The outward physical change was, possibly, of the slightest, yet wore just that touch of significant alteration which conveyed authority. The tall, lithe figure moved with an imperial air; she raised her arm towards the open window; she spoke. The voice was very quiet, but it held new depth, sonority and accent. She had not seen me yet where I stood in the shadows by the wall, for Julius screened me somewhat, but I experienced that familiar clutch of dread upon the heart that once before—ages and ages ago—had overwhelmed me. Memory poured back upon my own soul too.

“Concerighé,” she uttered, looking full at Julius while her hand pointed towards the moonlit valley. “They stand ready. The air is breaking and the fire burns. Then where is he? I called him.”

And Julius, looking from her face to mine, answered softly: “He is beside you—close. He is ready with us too. But the appointed time—the Equinox—is not quite yet.”

The pointing hand sank slowly to her side. She turned her face towards me and she—saw. The gaze fell full upon my own, the stately head inclined a little. We both advanced; she took my outstretched hand, and at the touch a shock as of wind and fire seemed to drive against me with almost physical violence. I heard her voice.

“Silvatela—we meet—again!” Her eyes ran over in a smile of recognition as the old familiar name came floating to me through the little room. But for the firm clasp of her hand I should have dropped, for there was a sudden weakness in my knees, and my senses reeled a moment. “We meet again,” she repeated, while her splendid gaze held mine, “yet to you it is a dream. Memory in you lies unawakened still. And the fault is ours.”
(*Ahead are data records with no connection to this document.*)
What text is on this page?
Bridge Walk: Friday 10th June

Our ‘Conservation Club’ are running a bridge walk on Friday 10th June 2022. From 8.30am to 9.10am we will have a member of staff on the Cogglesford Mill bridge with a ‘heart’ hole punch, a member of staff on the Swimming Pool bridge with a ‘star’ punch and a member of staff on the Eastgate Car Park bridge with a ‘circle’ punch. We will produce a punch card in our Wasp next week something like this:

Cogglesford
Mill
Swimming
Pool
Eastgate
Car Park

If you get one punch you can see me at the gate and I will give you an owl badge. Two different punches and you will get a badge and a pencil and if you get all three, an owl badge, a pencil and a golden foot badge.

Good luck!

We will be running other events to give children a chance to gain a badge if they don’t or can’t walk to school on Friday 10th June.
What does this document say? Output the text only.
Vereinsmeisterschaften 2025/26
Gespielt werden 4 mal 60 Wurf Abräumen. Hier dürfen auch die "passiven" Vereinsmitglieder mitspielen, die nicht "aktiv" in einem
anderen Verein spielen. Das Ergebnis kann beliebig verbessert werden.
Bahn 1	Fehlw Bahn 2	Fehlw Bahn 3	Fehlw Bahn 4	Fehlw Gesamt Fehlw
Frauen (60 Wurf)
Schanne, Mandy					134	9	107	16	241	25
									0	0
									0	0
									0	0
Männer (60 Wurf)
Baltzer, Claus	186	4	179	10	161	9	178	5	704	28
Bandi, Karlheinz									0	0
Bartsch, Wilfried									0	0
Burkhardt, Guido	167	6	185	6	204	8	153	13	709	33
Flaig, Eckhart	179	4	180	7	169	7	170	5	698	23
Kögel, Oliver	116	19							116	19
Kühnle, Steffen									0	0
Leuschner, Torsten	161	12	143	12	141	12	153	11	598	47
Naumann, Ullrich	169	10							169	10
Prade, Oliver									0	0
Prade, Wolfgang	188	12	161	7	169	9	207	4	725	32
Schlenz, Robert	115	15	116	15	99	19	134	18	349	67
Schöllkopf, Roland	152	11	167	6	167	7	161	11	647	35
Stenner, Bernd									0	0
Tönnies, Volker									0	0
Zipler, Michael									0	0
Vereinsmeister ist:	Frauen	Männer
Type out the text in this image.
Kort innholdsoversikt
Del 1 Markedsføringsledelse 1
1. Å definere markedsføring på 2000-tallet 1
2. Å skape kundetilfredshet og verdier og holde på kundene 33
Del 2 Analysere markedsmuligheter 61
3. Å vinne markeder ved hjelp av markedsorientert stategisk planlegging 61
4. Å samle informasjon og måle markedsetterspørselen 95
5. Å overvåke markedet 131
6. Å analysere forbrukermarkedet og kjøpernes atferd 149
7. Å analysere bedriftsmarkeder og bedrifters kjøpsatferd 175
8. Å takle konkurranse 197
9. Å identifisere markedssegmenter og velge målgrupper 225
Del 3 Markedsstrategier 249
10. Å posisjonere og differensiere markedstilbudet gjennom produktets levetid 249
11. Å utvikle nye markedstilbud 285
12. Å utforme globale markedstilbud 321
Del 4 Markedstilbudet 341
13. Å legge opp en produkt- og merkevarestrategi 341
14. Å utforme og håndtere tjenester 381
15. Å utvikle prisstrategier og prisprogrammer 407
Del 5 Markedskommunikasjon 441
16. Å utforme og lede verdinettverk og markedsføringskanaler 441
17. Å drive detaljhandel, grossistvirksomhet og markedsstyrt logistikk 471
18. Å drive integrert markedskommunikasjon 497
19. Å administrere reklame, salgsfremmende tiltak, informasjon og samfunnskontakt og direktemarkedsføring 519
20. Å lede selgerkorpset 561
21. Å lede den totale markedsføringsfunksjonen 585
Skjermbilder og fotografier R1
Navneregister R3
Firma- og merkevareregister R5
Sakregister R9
She turned to Julius; she took his hand too; we stood linked together thus; and she smiled into her husband’s eyes. “His memory,” she said, “is dim. He has forgotten that we wronged him. Yet forgiveness is in his soul that only half remembers.” And the man who was her husband of To-day said low in answer: “He forgives and he will help us now. His love forgives. The delay we caused his soul he may forget, but to the Law there is no forgetting possible. We must—we shall—repay.”

The clasp of our hands strengthened; we stood there linked together by the chain of love both past and present that knows neither injustice nor forgetting.

Then, with the words, as also with the clasping hands that joined us into one, some pent up barrier broke down within my soul, and a flood of light burst over me within that made all things for a moment clear. There came a singular commotion of the moonlit air outside the window, as if the tide that brimmed the valley overflowed and poured about us in the room. I stood transfixed and speechless before the certainty that Nature, in the guise of two great elements, flooded in and shared our passionate moment of recognition. A blinding confusion of times and places struggled for possession of me. For a tempest of memories surged past, driven tumultuously by sheeted flame and rushing wind. The inner hurricane lasted but a second. It rose, it fell, it passed away. I was aware that I saw down into deep, prodigious depths as into a pool of water, crystal clear; veil lifted after veil; memory revived.

I shuddered; for it seemed my present self slipped out of sight while this more ancient consciousness usurped its place. My little modern confidence collapsed; the mind that doubts and criticises, but never knows, fell back into its smaller rôle. The sum-total that was Me remembered and took command. And realising myself part of a living universe, I answered her:

“With love and sympathy,” I uttered in no uncertain tones, “and with complete forgiveness too.”